Its the Nett Yield that matters
Quote:
Originally Posted by
forest
Spot the trend here, competition has an effect.
Nov-15 Group-wide yields were down 4.5%
Dec-15 Group-wide yields were down 4.6%
Jan-16 Group-wide yields were down 4.9%
Feb-16 Group-wide yields were down 4.7%
Mar-16 Group-wide yields were down 5.3%
Apr-16 Group-wide yields were down 5.5%
May-16 Group-wide yields were down 5.5%
Jun-16 Group-wide yields were down 5.7%
You might like to consider the monthly cost of jet fuel consumed as it came down and AIR's previous expensive fuel hedges came off, their average cost in the first half was circa $U.S.60 barrel. If such information were available you'd probably find their net profit from operations remained broadly consistent....probably why despite these yield reductions they've retained their profit forecast before unusual items of $800m before tax.

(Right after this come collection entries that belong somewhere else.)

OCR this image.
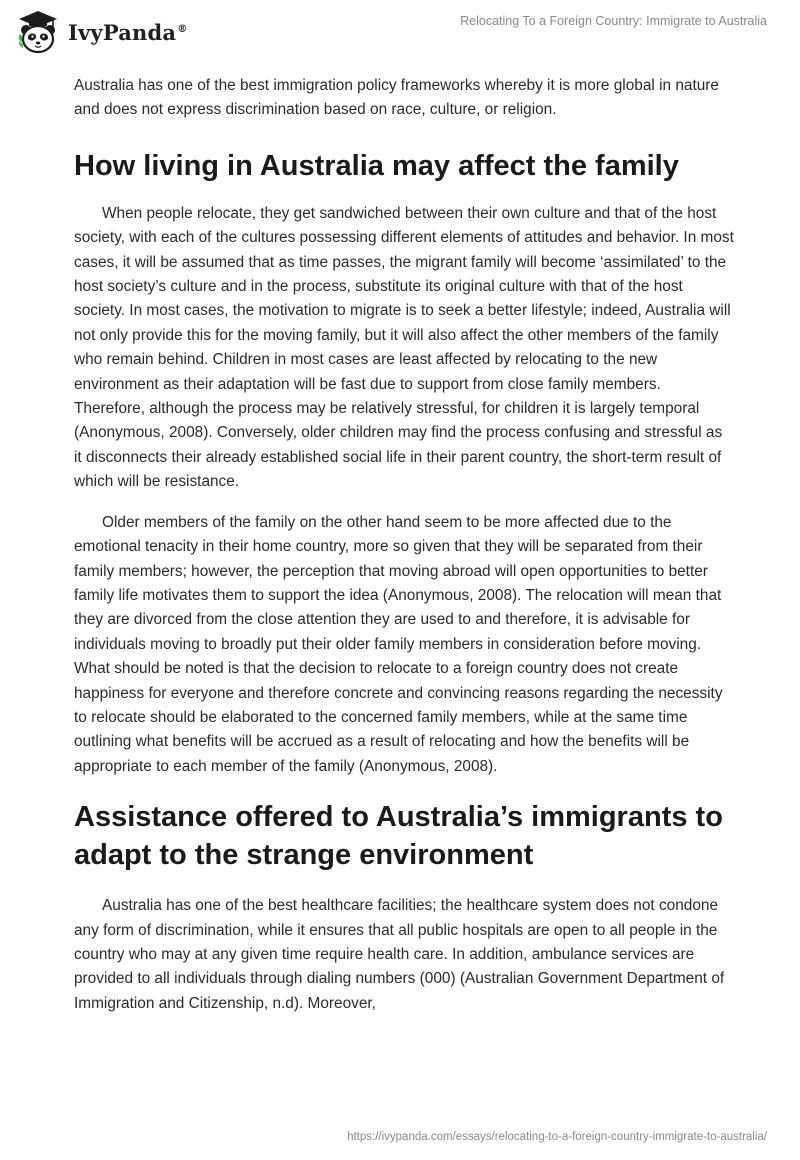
IvyPanda®
Relocating To a Foreign Country: Immigrate to Australia

Australia has one of the best immigration policy frameworks whereby it is more global in nature and does not express discrimination based on race, culture, or religion.

How living in Australia may affect the family

When people relocate, they get sandwiched between their own culture and that of the host society, with each of the cultures possessing different elements of attitudes and behavior. In most cases, it will be assumed that as time passes, the migrant family will become ‘assimilated’ to the host society’s culture and in the process, substitute its original culture with that of the host society. In most cases, the motivation to migrate is to seek a better lifestyle; indeed, Australia will not only provide this for the moving family, but it will also affect the other members of the family who remain behind. Children in most cases are least affected by relocating to the new environment as their adaptation will be fast due to support from close family members. Therefore, although the process may be relatively stressful, for children it is largely temporal (Anonymous, 2008). Conversely, older children may find the process confusing and stressful as it disconnects their already established social life in their parent country, the short-term result of which will be resistance.

Older members of the family on the other hand seem to be more affected due to the emotional tenacity in their home country, more so given that they will be separated from their family members; however, the perception that moving abroad will open opportunities to better family life motivates them to support the idea (Anonymous, 2008). The relocation will mean that they are divorced from the close attention they are used to and therefore, it is advisable for individuals moving to broadly put their older family members in consideration before moving. What should be noted is that the decision to relocate to a foreign country does not create happiness for everyone and therefore concrete and convincing reasons regarding the necessity to relocate should be elaborated to the concerned family members, while at the same time outlining what benefits will be accrued as a result of relocating and how the benefits will be appropriate to each member of the family (Anonymous, 2008).

Assistance offered to Australia’s immigrants to adapt to the strange environment

Australia has one of the best healthcare facilities; the healthcare system does not condone any form of discrimination, while it ensures that all public hospitals are open to all people in the country who may at any given time require health care. In addition, ambulance services are provided to all individuals through dialing numbers (000) (Australian Government Department of Immigration and Citizenship, n.d). Moreover,

https://ivypanda.com/essays/relocating-to-a-foreign-country-immigrate-to-australia/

Fuel is roughly 20% of their operating cost so if the cost has halved from the previous year, (they locked in maximum allowable hedging at very close to the bottom of the oil cycle in January around U.S$30 barrel) surely its not all that difficult to understand they're making excellent money notwithstanding the yield decline. At the risk of being Dogmatic people might like to consider if a super low forward PE of only 4.6 covers an absolute multitude of potential competition evil's !
BB you should stop passing off your time expired uneaten jellymeat to other cats, its no good for them.